Mais pour le moment, l’Etat ne fait pas le même choix. L’avant-projet de loi-programme pour l’Outre-mer a commencé par provoquer l’unanimité contre lui. Le nouveau dispositif de défiscalisation est principalement en cause. Après la mobilisation de toutes les personnes concernées, soutenue par les collectivités, le gouvernement a dû apporter quelques corrections. Mais Paris ne reconduit pas un dispositif qui a permis l’année dernière la construction de 12.000 logements, tout en permettant une activité capable de faire vivre plusieurs milliers de travailleurs.
L’examen de ce projet de loi aura lieu l’année prochaine. Mais les mesures proposées dès maintenant dans le cadre du projet de loi de finances 2009 risquent de vider de leur substance les objectifs affichés par la loi-programme. En effet, c’est en ce moment que ce décide le sort du financement de l’investissement privé dans l’Outre-mer.
Le 22 septembre dernier, La Réunion Économique faisait part de ses inquiétudes quant au projet de plafonnement de la défiscalisation pour l’investissement outre-mer. S’élevant contre une vision parisienne du problème, les acteurs économiques soulignaient qu’« alors que tout le monde reconnaît l’efficacité de la défiscalisation pour le développement économique de l’Outre-mer, le système de plafonnement global casserait donc net ce dispositif ».

Une dynamique menacée

En effet, étant donné la réalité économique de La Réunion, notre île a besoin de capitaux extérieurs pour financer son développement. Et le dispositif encore actuellement en vigueur « permet d’abord à des opérateurs réunionnais de bénéficier d’une aide directe à l’investissement d’environ 30% du montant de l’investissement », indiquait La Réunion Économique.
Le 8 octobre dernier, face à l’évolution de la menace, La Réunion Économique appelait à un rassemblement sans précédent devant la préfecture. 300 chefs d’entreprise ont répondu à l’appel.
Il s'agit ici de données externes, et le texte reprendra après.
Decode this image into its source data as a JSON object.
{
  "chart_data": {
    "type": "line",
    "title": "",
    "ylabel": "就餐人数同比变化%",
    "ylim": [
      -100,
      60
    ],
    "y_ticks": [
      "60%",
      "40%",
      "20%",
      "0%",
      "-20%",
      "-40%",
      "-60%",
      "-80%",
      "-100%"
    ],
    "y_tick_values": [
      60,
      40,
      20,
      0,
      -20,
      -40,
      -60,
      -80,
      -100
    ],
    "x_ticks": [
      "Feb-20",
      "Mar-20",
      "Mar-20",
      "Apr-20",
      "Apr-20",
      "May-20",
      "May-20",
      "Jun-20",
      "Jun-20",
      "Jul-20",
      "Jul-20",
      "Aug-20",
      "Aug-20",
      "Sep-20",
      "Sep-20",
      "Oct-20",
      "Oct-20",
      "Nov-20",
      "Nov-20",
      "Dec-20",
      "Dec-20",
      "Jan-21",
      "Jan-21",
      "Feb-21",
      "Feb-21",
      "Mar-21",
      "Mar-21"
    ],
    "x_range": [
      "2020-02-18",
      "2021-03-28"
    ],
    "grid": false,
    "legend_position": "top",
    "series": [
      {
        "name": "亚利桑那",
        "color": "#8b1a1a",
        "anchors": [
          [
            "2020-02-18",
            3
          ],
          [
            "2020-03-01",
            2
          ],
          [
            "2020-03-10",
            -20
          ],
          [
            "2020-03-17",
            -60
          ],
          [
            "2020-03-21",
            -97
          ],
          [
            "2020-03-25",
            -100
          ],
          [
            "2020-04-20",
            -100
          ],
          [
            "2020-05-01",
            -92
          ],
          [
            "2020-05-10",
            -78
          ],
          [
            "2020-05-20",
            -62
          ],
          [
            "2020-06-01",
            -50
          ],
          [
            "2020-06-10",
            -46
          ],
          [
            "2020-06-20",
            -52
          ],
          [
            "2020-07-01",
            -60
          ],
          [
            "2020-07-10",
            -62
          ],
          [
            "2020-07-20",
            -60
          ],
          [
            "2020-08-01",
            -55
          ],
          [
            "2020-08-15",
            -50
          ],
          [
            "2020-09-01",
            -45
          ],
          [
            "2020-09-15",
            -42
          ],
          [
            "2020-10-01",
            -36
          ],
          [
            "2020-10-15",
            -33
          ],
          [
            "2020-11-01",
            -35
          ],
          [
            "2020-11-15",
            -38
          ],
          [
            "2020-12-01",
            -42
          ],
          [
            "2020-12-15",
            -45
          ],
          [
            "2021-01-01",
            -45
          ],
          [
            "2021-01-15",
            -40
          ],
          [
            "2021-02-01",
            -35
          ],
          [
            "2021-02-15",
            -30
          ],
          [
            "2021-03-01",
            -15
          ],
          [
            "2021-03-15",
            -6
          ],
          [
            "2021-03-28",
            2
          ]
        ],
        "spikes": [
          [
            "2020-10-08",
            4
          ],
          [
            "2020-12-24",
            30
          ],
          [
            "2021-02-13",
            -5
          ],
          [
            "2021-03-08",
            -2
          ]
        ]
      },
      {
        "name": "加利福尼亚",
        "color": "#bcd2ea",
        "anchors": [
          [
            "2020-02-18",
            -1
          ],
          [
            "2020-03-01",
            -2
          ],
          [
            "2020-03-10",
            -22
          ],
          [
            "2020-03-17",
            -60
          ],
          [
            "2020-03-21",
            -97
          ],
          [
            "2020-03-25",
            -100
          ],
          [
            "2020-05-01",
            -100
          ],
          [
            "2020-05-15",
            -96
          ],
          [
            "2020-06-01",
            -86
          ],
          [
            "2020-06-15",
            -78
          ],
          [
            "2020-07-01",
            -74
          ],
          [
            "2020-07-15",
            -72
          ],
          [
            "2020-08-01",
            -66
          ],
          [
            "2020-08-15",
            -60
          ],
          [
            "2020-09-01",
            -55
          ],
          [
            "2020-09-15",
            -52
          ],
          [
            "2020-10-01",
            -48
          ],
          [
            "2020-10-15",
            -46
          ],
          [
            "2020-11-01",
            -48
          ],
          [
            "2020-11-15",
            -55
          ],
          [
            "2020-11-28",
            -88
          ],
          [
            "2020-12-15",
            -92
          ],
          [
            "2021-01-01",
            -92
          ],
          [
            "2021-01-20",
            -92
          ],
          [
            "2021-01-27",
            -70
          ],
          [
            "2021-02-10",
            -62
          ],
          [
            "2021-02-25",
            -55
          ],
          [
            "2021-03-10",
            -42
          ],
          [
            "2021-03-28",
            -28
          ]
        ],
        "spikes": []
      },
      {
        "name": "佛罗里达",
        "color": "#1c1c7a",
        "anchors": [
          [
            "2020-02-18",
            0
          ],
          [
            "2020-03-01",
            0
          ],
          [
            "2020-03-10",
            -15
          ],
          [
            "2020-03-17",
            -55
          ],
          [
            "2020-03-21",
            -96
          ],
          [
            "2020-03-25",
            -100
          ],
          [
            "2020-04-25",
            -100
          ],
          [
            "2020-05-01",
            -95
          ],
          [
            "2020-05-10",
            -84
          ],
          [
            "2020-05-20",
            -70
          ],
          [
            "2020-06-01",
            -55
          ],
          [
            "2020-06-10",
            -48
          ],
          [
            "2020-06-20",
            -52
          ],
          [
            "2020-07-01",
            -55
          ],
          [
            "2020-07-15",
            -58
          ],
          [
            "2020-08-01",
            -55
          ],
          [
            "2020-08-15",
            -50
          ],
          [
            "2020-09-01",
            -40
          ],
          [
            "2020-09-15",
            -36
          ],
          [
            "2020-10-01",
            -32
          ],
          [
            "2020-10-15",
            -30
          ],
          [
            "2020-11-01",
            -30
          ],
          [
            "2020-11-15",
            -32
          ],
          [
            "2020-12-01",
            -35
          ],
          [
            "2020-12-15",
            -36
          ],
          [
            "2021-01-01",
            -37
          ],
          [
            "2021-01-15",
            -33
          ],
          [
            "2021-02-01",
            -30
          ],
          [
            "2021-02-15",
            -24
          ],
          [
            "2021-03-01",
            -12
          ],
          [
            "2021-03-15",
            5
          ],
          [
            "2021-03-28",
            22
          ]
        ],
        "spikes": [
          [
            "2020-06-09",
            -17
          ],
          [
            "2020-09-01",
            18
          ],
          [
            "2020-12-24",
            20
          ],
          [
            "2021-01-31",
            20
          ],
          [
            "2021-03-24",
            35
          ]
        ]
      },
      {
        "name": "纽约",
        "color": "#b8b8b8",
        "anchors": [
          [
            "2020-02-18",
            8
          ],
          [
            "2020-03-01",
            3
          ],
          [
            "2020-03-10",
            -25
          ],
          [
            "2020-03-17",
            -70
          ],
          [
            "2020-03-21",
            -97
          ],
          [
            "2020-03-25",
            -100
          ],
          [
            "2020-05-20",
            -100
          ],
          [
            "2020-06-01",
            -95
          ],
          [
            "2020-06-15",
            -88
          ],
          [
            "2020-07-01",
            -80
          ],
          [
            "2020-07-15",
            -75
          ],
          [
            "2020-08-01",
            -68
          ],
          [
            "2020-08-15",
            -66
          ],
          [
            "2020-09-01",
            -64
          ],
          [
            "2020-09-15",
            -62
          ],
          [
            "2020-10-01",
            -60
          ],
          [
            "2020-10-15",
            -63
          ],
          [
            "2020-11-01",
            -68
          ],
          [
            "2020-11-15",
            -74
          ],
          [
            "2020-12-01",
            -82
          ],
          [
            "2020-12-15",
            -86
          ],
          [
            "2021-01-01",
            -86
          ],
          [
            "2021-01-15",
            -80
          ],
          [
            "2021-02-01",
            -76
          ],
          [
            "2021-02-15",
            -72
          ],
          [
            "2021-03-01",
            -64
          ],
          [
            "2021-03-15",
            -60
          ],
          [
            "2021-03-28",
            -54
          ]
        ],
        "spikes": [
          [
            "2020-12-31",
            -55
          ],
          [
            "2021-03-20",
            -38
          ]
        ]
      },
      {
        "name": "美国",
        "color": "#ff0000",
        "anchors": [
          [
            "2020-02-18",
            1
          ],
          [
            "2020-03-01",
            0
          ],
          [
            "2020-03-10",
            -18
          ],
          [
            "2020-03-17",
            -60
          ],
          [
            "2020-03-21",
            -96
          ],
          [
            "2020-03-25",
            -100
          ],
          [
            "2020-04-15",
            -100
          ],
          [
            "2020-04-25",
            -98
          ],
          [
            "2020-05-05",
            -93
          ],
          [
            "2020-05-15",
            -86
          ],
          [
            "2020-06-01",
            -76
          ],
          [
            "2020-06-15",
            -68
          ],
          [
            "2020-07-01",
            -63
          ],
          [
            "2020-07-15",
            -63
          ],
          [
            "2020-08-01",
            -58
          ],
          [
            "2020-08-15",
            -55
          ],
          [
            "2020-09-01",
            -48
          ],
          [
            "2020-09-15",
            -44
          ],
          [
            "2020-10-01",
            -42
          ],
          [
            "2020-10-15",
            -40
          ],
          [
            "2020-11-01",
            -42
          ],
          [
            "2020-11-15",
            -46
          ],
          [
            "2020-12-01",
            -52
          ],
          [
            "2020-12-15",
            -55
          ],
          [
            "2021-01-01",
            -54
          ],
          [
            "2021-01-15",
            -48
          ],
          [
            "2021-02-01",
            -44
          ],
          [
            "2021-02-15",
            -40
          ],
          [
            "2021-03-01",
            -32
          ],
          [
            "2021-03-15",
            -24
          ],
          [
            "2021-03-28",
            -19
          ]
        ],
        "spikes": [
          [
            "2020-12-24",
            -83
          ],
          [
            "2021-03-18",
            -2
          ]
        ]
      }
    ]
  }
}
Cette action s’inscrivait dans une démarche commune, effectuée simultanément à la même heure dans tous les DOM. 
La motion remise au représentant de l’État appelle à ce que le projet de Loi de Finances « ne brise pas la dynamique vigoureuse que connaît La Réunion depuis 15 ans ». Les acteurs économiques soulignent qu’ils ont fait des propositions, et qu’« ils ont également fait part de leurs craintes que La Réunion connaisse une crise sans précédent si les orientations envisagées sont maintenues et votées en l’état et s’il était confirmé que de grands travaux seront suspendus ou déprogrammés ».
Au lendemain du vote en première lecture à l’Assemblée nationale, tout est encore possible. Il est essentiel pour préserver l’intérêt général de parler d’une même voix, afin que tous les partenaires du développement du pays, y compris l’État, tirent dans le même sens.